SMU could join Stanford and Cal in the ACC, which would make the Pac-12 look even worse

#SMU was very interested in the #Pac12, much like San Diego State. Again: Why didn’t the Pac-12 bring these schools in? Crazytown.

The Pac-12 began courting SMU in February. George Kliavkoff went to an SMU basketball game and was seen talking in a suite or luxury box to SMU power brokers.

One of the especially exasperating aspects of the Pac-12’s failure is it played out over a full year, 12 months between USC and UCLA leaving for the Big Ten in the early summer of 2022 and — at the other end — the mass exodus that destroyed the conference in early August 2023.

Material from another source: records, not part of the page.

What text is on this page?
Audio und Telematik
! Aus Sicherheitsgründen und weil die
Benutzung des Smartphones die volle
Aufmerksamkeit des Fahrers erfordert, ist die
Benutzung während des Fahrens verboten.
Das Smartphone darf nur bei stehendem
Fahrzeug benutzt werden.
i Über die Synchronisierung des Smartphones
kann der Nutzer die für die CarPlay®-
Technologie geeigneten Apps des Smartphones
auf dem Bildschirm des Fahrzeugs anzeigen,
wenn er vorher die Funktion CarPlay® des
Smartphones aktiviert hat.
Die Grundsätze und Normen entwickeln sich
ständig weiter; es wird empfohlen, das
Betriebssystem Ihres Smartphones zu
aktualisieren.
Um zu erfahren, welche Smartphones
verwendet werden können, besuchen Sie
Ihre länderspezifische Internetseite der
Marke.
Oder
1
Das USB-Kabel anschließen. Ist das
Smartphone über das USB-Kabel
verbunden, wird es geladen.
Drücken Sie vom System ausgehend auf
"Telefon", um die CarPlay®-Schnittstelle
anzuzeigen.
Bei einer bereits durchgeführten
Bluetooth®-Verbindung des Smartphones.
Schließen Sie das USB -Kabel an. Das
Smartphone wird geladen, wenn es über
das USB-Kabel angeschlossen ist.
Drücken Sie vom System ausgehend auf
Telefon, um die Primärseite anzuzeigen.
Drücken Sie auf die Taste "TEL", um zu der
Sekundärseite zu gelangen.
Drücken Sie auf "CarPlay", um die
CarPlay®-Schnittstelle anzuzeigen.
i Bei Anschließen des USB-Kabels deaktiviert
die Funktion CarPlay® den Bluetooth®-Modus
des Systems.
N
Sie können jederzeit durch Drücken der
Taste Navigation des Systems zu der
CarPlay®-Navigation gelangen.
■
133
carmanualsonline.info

The Pac-12 had a great deal of time to land the plane, but it couldn’t. One decision at the center of all this was the conference’s refusal to bring new schools in, out of the misguided belief that it had to do the media deal first and then deal with expansion.

The Big 12 didn’t do that. The Big 12 added schools first and then finalized its media deal.

We can see which conference made out better in the long run.

On Tuesday, new reports emerged that the ACC is considering inviting SMU in addition to Stanford and Cal. The ACC might just invite the Bay Area schools, but SMU could also be included.

Seeing SMU become the focus of another Power Five conference only reinforces the magnitude of the Pac-12’s failure to bring in the Mustangs — alongside San Diego State — in late June, when Colorado was still in the conference and the addition of new schools would have boosted a media rights price point.